I am not alone in believing that this local immigration enforcement bill is a really bad idea. Here is what some Tarrant County law enforcement officials have to say on the matter:

Tarrant County Sheriff Dee Anderson
"I don't have the jail space to start rounding up people innocently walking down the street who are in the country illegally but aren't otherwise doing anything wrong. This is a very sticky, controversial issue that law enforcement is going to have to step backand determine what our role is locally. I don't see us swinging back to the old ways in the near future of just seeing someone from another country and locking them up."

Fort Worth Police Chief Ralph Mendoza
"The pot has a hole in it, and it keeps leaking. Once they secure the border, then they can deal with the illiegal immigrants already here. They're [immigrants] not going to feel secure or safe enough to call for help. It was a problem years before, and it would be a problem again."

Grapevine Police Chief Eddie Salame
"I'm concerned that enforcing the federal law would set us back in the minority communities. We would create a group of people who would not be calling police anymore."
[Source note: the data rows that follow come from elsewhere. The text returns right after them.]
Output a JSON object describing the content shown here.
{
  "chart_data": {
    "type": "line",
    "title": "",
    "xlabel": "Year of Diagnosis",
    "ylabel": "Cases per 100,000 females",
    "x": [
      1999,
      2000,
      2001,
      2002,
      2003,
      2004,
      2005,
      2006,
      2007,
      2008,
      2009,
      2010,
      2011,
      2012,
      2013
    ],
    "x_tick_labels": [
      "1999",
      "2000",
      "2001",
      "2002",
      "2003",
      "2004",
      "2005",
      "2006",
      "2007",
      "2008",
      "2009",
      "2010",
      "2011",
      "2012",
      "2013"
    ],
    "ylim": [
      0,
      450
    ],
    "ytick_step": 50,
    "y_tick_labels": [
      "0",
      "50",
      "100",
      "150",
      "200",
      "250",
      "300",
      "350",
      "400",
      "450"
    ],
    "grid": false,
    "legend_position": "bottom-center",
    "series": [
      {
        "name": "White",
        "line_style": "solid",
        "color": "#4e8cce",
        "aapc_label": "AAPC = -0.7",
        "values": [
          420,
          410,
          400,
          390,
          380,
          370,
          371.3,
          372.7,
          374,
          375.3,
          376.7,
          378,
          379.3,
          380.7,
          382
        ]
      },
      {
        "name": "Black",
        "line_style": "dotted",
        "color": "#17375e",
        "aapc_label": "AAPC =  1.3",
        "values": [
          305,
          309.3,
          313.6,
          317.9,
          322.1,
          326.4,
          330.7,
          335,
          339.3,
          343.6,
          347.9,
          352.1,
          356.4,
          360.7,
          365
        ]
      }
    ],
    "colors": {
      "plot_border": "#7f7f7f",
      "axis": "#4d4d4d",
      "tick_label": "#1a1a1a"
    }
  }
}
This is just a bad bill. If the federal government wants stricter enforcement of immigration, they need to fund and do it themselves. Our local communities and police agencies already have all they can handle. Another unfunded federal mandate would just make the situation worse, not better.


  1. What are the different gubernatorial candidates' views on local immigration enforcement?

  2. The only candidate I know who has come out in favor of this issue is Kinky who told the El Paso times "he supports groups such as the Minutemen Civil Defense Corp."

  3. I believe both Kinky AND Carole "4 names, 3 parties" Strayhorn have embraced the Minutemen.

    And before you twist your elbow patting Rick "Aquanet" Perry on the back, the ONLY reason he's not in bed with the Minutemen is because the corrupt home builders and anti-worker chambers of commerce pay him to let in just enough illegal workers to depress the prevailing wage.